R1メッシュは、上位機種のRUSH RCF(シングルパック3万6000円)から特に必要とされる機能を抽出、低価格化とともに扱いやすさも追求したモデル。メッシュ通話の最大通話人数が10人から6人になり、ワイドFMラジオや耳とスピーカーとの密着性を高めるBASSクッションが省かれるのが主な違いとなる。
メッシュ通話で12時間、最大通話人数2人のブルートゥース通信では20時間に及ぶ連続通話や、臨場感あふれる音響空間を作り出す直径40mmのRCFスピーカーはそのまま受け継がれている。
このほかにBT R1プラス(シングルパック2万9700円)があるが、こちらはチェーン式にペアリングするブルートゥース接続。同時通話人数は6人までだが、通話人数が多い場合はメッシュ通信対応モデルが適している。
R1メッシュの使い方は簡単で、例えば6人で同時通話する際はあらかじめAさんは1番、Bさんは2番……とメンバー間でチャンネル番号が重複しないように設定するだけ。あとはメンバーがそろったら一斉にボタンを押せば通話可能になる。
走行順が変わったり途中で誰かが通信圏外に出ても通信が不安定にならず、再設定も不要。3〜6人で通話することが多く、途中でメンバーが離合する機会が多い人にお薦めのモデルだ。
MIDLAND R1 MESH
価格:3万2000円
Bluetooth Ver:5.0
本体サイズ:W83×H45×D18mm
本体重量:50g
防水性能:IPX6
対応プロファイル:HFP、HSP、A2DP、AVRCP
インカム通話:メッシュ通信時 最大12時間、Bluetooth通信時 最大20時間
最大通話人数:6人

操作性に配慮した形状
スイッチは計5か所と多めだが、いずれも頂部がとがった形で操作性は良好。本体はヘルメットに装着するマウントに磁石で簡単に接続できるようになっており、取り付けに手間取ったり、力加減を誤って破損するおそれを解消。

最大6人で通話できるメッシュ接続
メンバーの走行順が入れ替わったり障害物があっても通話品質が落ちにくいのがメッシュ通信の特徴。通話する際はメンバー間であらかじめ各人のチャンネル番号を決めておく(上部の2つのボタンを同時に短く1回押すと音声で自機の番号が案内される)。メンバーが集合したらボタンを一度押すだけで通話可能。通信圏内であればメンバー同士の接続は常に維持される。

分離や合流しても自動で再接続
これまでのインカムで一般的だった親機と子機の関係ではなく、1対1(6人通話なら1対5)の相互接続なので、例えば5人で会話していて、途中で3人と2人のグループに分かれても各グループ内での会話がそのまま続けられる。

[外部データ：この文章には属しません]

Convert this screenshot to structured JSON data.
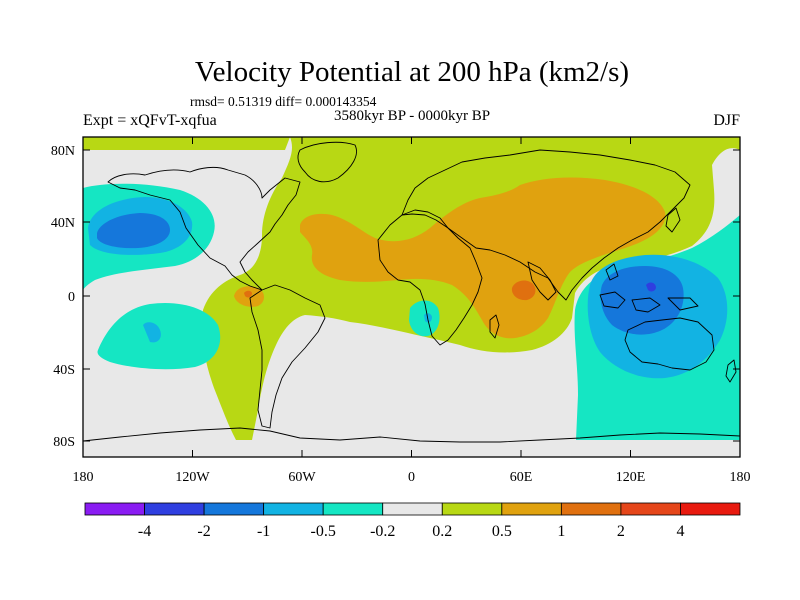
{
  "chart_data": {
    "type": "heatmap",
    "title": "Velocity Potential at 200 hPa (km2/s)",
    "stats_label": "rmsd= 0.51319 diff= 0.000143354",
    "subtitle": "3580kyr BP - 0000kyr BP",
    "left_label": "Expt = xQFvT-xqfua",
    "right_label": "DJF",
    "x_ticks": [
      "180",
      "120W",
      "60W",
      "0",
      "60E",
      "120E",
      "180"
    ],
    "y_ticks": [
      "80N",
      "40N",
      "0",
      "40S",
      "80S"
    ],
    "xlim": [
      -180,
      180
    ],
    "ylim": [
      -90,
      90
    ],
    "colorbar": {
      "colors": [
        "#8A1CF2",
        "#2F3FE0",
        "#1577DB",
        "#12B3E3",
        "#15E6C3",
        "#E8E8E8",
        "#B8D814",
        "#E0A20F",
        "#E0700F",
        "#E5461A",
        "#E81A0F"
      ],
      "tick_labels": [
        "-4",
        "-2",
        "-1",
        "-0.5",
        "-0.2",
        "0.2",
        "0.5",
        "1",
        "2",
        "4"
      ]
    }
  }
}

そして、その後に5人が再び集まったら自動的に再接続されて5人での会話が可能になる。

「聞くだけ」なら何台でも接続可能
同時に通話できるのは6人だが、通話圏内で聞くだけならゲストメンバーとして台数無制限で参加可能。7人以上でのツーリングでルート案内や指示をするのに便利な機能で、最初の6人のうち誰かが途中で抜けたら、抜けた人のチャンネル番号を7人目にあてがうことで会話にも加えられる。

音響機器メーカーRCF監修の音質
世界各国の空港やオペラハウスなどの音響を監修するRCFが設計したスピーカーと本体のソフトウェアにより、コンサートホールにいるかのような立体音響を実現。ドルビーアトモスや360リアリティオーディオ対応の音源だと一層臨場感あふれるサウンドが楽しめる。